The tense exchange provided a fleeting glimpse of both the extremes of China's restrictions on minority Uighurs (pronounced WEE'-gurs) and the resentment that simmers beneath the surface in their homeland.
The personal matter of facial hair has taken on heavy political overtones in the Uighur heartland. Also proscribed are certain types of women's headscarves, veils and "jilbabs," loose, full-length garments worn in public.
Such restrictions are not new but their enforcement has intensified this year in the wake of attacks Beijing has blamed on religious extremists.

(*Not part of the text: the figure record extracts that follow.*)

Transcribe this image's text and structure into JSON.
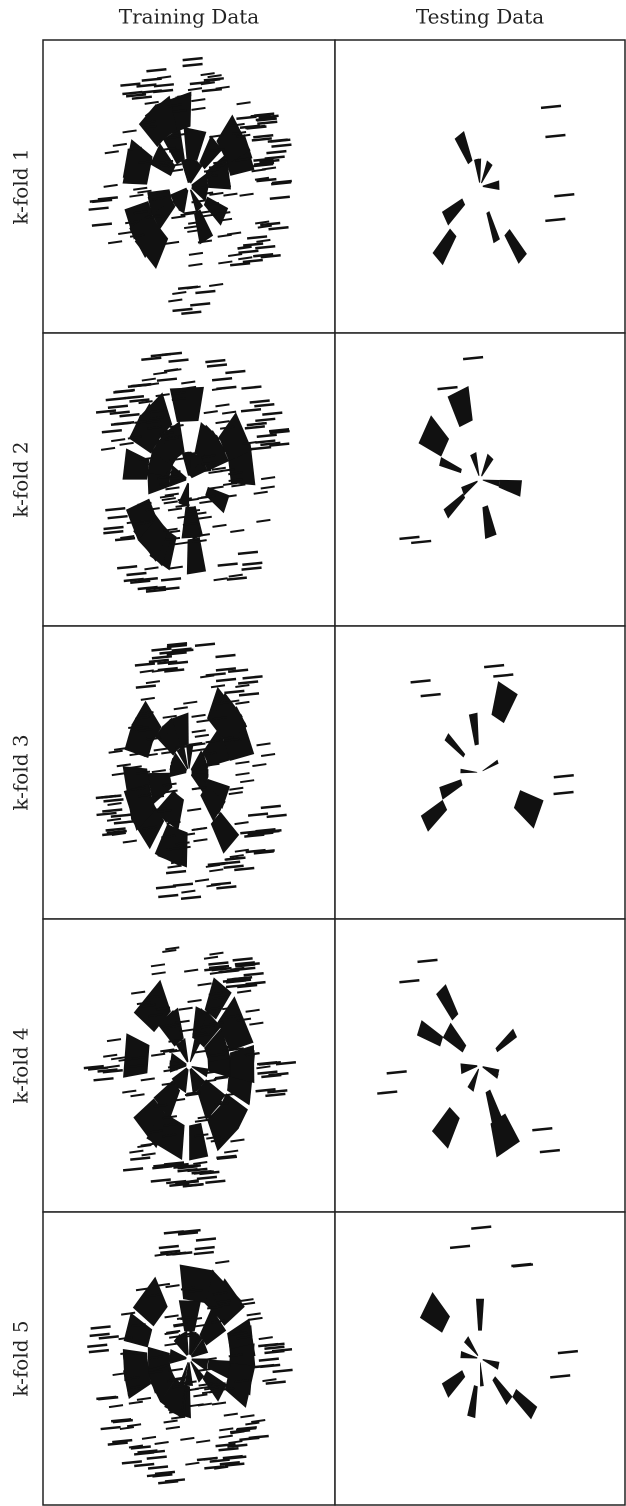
{
  "columns": [
    "Training Data",
    "Testing Data"
  ],
  "rows": [
    "k-fold 1",
    "k-fold 2",
    "k-fold 3",
    "k-fold 4",
    "k-fold 5"
  ]
}
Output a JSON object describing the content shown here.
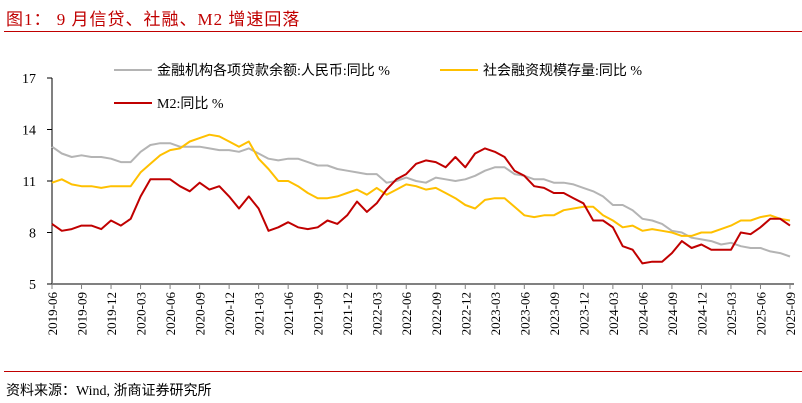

In a recent sweep of Urumqi, the region's capital, authorities last week said they seized 1,265 hijab-type headscarves, 259 jilbabs and even clothes printed with Islamic star-and-crescent symbols.
"It's a self-fulfilling prophecy, it's self-perpetuating. The more they crack down on it, the more people re-Islamize. This is a pattern we see all over the world," said Joanne Smith Finley, an expert on Uighurs at Britain's Newcastle University.
"The Chinese state has created a growing terrorist threat where previously there was none. It has stimulated an Islamic renewal where there wouldn't necessarily have been one."
A major thrust of the yearlong crackdown on terrorism has been a campaign against religious extremism, with arrests of hundreds of people for watching videos apparently hailing terrorism or extremist ideology.